Machine generated summaries of news article clusters can be informative in cluster-based search. News readers can utilize these summaries in the query results to get a general idea about the events associated with the clusters and to only explore clusters that are likely to fit their interest. Unfortunately, current document summarizers are still not suitable to be applied on the fly due to their unacceptably long running times, which rules out cluster-based search strategies that define documents clusters online, in a query-specific manner. In contrast, cluster-based search strategies that only return offline, query-independent document clusters are efficient, but can often return clusters of little relevance to the queries. We present a Hybrid search strategy to address the limitation of fully online and fully offline cluster-based search approaches. Specifically, our strategy attempts to maximize the use of offline clusters-and their associated summaries computed offline-resorting to online clustering and summarization only when strictly necessary. The Hybrid strategy uses supervised learning to identify offline clusters that are relevant to the user query. At the same time, our strategy forms new clusters with relevant documents from otherwise irrelevant offline clusters.
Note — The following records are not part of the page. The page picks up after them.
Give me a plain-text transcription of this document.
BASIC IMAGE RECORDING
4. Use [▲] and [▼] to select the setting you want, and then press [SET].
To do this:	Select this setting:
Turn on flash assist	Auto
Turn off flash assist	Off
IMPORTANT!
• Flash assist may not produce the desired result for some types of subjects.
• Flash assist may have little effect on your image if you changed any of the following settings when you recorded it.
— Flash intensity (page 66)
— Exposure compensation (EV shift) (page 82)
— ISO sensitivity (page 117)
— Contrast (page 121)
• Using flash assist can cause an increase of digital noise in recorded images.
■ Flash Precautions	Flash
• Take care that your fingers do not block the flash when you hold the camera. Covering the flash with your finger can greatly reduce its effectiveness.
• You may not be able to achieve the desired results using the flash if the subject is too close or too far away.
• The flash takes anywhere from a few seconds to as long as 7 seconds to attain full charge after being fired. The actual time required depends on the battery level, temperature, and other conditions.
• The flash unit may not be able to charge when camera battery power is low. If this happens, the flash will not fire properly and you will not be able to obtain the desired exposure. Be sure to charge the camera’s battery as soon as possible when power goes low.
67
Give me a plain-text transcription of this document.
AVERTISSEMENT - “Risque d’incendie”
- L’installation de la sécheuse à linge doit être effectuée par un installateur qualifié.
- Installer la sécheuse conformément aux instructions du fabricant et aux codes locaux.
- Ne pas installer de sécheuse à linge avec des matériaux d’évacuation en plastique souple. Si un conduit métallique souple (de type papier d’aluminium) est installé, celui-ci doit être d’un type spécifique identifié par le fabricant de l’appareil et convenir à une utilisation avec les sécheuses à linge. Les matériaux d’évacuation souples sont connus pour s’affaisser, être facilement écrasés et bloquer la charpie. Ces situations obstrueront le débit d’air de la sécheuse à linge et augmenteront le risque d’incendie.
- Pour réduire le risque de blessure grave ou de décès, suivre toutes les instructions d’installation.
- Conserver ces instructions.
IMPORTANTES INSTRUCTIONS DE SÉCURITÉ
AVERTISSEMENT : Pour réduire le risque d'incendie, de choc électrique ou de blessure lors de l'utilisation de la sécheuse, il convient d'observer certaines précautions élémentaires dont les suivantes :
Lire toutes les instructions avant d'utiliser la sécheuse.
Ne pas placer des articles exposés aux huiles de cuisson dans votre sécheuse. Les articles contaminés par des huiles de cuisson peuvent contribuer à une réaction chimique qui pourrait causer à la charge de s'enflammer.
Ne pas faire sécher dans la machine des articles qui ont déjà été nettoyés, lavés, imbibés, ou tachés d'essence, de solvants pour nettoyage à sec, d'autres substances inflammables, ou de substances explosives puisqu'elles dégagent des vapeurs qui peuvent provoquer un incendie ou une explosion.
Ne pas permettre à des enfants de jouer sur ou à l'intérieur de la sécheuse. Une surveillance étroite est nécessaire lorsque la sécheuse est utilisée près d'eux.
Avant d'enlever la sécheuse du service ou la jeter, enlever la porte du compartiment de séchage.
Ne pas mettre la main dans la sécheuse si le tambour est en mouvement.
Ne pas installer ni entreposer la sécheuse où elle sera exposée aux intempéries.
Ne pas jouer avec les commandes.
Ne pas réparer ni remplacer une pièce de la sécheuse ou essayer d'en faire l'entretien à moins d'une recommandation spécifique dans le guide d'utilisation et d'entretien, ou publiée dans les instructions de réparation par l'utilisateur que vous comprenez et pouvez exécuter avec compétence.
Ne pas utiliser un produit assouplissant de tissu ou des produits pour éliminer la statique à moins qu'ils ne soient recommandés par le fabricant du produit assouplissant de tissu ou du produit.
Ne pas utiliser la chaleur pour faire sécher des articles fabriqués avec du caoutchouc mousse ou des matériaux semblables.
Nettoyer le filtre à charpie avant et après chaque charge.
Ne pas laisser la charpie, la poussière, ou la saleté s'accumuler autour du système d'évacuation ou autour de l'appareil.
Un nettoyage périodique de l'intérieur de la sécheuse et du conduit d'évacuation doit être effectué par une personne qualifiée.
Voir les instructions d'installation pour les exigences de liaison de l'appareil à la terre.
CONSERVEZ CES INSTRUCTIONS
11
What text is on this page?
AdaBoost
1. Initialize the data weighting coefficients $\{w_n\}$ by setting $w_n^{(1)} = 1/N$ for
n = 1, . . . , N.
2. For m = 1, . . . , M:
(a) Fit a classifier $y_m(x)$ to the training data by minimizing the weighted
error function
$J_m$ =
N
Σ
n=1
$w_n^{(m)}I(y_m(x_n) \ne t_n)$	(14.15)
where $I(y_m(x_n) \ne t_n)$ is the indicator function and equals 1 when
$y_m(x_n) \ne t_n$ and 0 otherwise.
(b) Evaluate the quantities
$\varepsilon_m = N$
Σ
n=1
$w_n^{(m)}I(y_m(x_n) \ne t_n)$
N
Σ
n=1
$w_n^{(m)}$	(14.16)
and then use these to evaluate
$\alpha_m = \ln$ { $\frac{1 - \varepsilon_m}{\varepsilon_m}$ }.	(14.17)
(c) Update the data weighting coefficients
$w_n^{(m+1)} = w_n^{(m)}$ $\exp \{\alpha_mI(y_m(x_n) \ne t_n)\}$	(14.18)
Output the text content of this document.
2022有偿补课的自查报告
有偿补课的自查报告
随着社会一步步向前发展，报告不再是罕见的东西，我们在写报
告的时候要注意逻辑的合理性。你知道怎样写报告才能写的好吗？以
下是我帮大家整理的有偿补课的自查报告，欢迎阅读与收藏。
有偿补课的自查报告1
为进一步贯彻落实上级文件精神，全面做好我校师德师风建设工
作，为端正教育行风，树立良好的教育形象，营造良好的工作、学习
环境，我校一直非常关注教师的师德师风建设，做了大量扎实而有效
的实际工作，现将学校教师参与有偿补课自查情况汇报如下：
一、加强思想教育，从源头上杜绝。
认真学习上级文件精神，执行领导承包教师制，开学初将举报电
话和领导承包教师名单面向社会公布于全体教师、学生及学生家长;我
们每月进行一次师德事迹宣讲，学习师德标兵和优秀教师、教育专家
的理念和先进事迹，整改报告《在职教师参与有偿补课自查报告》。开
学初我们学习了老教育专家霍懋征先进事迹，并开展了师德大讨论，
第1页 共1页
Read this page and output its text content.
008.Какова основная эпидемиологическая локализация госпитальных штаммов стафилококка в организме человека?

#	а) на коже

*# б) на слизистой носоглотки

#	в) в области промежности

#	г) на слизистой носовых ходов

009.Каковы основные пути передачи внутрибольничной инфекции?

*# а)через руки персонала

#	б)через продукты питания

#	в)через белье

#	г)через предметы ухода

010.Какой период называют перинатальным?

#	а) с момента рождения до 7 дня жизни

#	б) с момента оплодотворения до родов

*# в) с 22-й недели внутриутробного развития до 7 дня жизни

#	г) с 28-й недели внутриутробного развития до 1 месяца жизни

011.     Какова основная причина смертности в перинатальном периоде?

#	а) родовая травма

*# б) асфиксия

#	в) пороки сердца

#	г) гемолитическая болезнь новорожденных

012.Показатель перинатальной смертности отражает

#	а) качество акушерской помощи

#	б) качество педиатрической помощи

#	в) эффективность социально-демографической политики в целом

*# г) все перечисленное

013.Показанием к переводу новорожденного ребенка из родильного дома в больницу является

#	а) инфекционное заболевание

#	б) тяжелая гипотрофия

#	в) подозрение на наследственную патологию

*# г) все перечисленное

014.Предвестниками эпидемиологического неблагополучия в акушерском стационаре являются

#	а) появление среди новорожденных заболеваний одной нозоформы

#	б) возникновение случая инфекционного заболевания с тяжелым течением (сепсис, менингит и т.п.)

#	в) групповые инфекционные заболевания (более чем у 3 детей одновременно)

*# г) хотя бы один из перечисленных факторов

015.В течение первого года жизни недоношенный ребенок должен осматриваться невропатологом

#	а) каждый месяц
We then utilize cluster ranking to determine the top-k offline and online clusters for the query, and to only summarize any new, online clusters among them. A thorough evaluation of the proposed techniques, involving user relevance judgments and real news articles from a variety of news sources, shows that the quality of our Hybrid results is high, and that these results are computed in substantially less time than with the fully online strategy. 

 

 

 

 

 

Alpa Shah

Relational Query Processing Over Text Documents

 

Text documents often embed data that is structured in nature. For many applications, this data may be best exploited if it is available, at least conceptually, as a relational table that could be used to answer structure-aware queries or to run data mining tasks. In this poster, we describe an early-stage project at Columbia to allow relational-style query processing over natural-language text documents. For example, consider a user who requests the names of the CEOs of all companies whose headquarters are in the New York City area. Our goal is to be able to return to the user a reliable answer derived on the fly from, say, a repository of newspaper articles, where all the information that is needed to answer the query is present but "buried" in natural-language text, ready to be extracted. To address this challenging problem, we draw on ideas and tools from a variety of fields, most notably from information extraction (to derive the appropriate structured information from the text documents, hopefully with as little human supervision and training as possible), information retrieval (to identify the documents that are relevant to a particular user query and extraction task, for scalability), and databases (to identify efficient query plans among the many choices in a cost-based manner, as well as to eliminate noise in the query results by applying data cleaning techniques).

 

 

 

Amélie Marian

Top-k Queries over Structured Web Data
 

 

 Traditionally, query processing strategies for structured (e.g., relational) data identify the ``exact matches'' for the queries. This exact-match query model is not appropriate for many database applications and scenarios where queries are inherently fuzzy --often expressing user preferences and not hard Boolean constraints-- and are best answered with a ranked, or ``top-k,'' list of the best matching data objects. In this poster, I will present top-k query processing algorithms. for a common web-application scenario where the data is structured and only available through autonomous web services with heterogeneous access interfaces and constraints. For efficiency, my algorithms focus on the objects that are most likely to be in the top-k query answers, and discard --as early as possible-- objects that are guaranteed not to qualify for the answers. By taking into account the peculiarities of the sources and potentially choosing a different query execution plan for each individual candidate object, my adaptive algorithms significantly reduce the query processing time over previously existing algorithms, which select coarser ``global'' query execution plans.